1990’lı yıllarda Schwartz ve grubu, yiyecek alımı süreciyle ilgili yeni bir soru sormuş: bir hayvan açlıkta olduğunda, beden hiperfajiye yahut “yakalama” yeme hareketine başlamak için beyne nasıl sinyal verir? Açlığı teşvik eden ve beslenme düzeylerini yükseltmek için yemek yiyen insülinde bir düşüş olduğunu düşünüyorlardı bu sinyal olabilir. Öbür yerlerde yapılan araştırmalar, açlığın hipotalamusta bir dizi nöropeptit Y (NPY) nöronunu aktive ettiğini ve sıçanları NPY ile tedavi etmenin beslemeyi teşvik ettiğini belirtti.
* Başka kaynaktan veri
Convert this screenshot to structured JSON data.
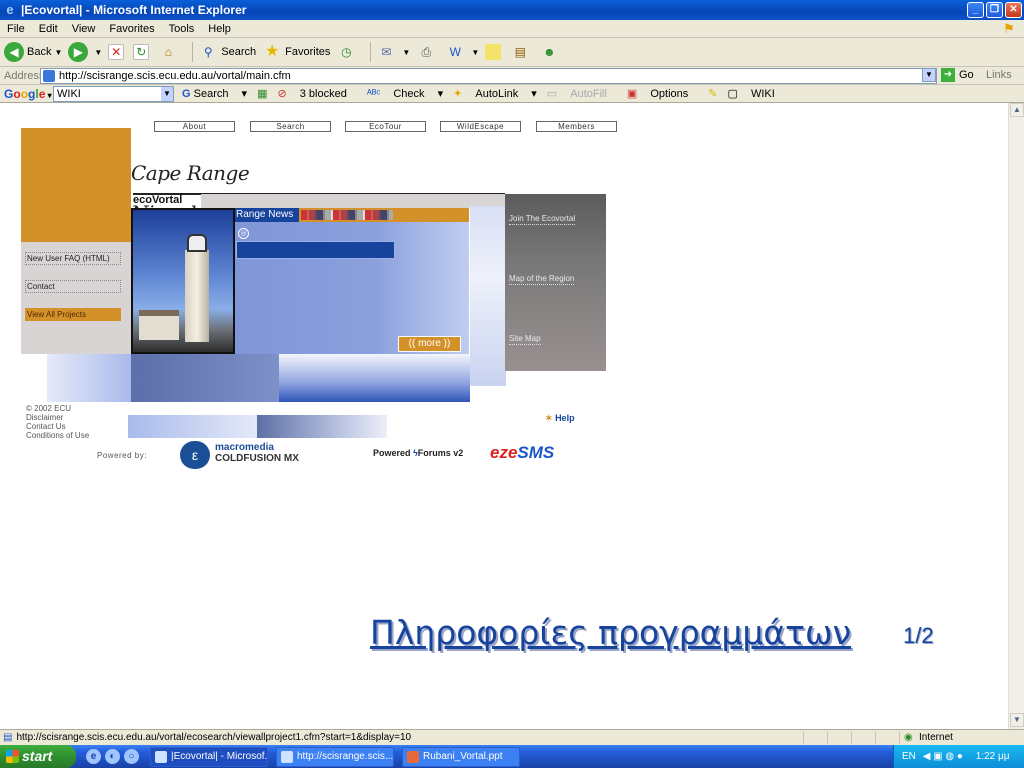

Erken bir deneyde, Schwartz, açlık sıçanlarının beyinlerini insülin ile infüzyon etmenin NPY nöronlarının aktivasyonunu engellediğini bulmuştu. Sonuç olarak, aç fareler yemek yeme alışkanlıklarını değerli ölçüde azalttı. Schwartz, “Çevresel bir hormonun aksiyonu ile sinirsel devrede beslenme davranışıyla alakalı bir değişiklik ortasındaki zincirdeki birinci bağlantıydı” diyor.
İnsülin, birinci olarak şeker hastalığını tedavi etmek için kullanıldığı yıllarda, glikoz metabolizması rolüyle ilgili binlerce makale yayınlandı. Tüm dokuların glikoza gereksinimi var ve kan şekeri yükseldiğinde insüline hassas dokular bedenin bu şekerin bir kısmını temizlediği ve öteki dokuların pasif olarak tükettiği varsayılıyor. “On yıllardır insülinin yalnızca glikoz metabolizmasının yaklaşık yüzde 50’sini açıkladığı biliniyor. Başka yüzde 50’lik oran radar ekranının altında. “
Diyabet bulmacasının bir öteki modülü, 1990’lı yıllarda leptin keşfi ile yerine oturdu. Leptin, yağ hücrelerinden oluşan bir hormondur ve insülin – şekerin düzenlenmesine ilaveten – yağ depolamasını düzenler. Denetimsiz şeker hastalığında beden insülin üretme özelliğini kaybeder. Sonuç olarak, insülin yağ depolamasını denetim etmeyi durdurur, yağ çözülmeye başlar ve leptin düzeyleri düşer. Bu durumda ne kadar yenirse yenilsin, insülin ve leptin düzeyleri yükselmez.
Araştırmacılar leptinin direkt diyabetik hayvanların beynine verilmesinin kan şekerini olağana döndüğünü bulmuştur.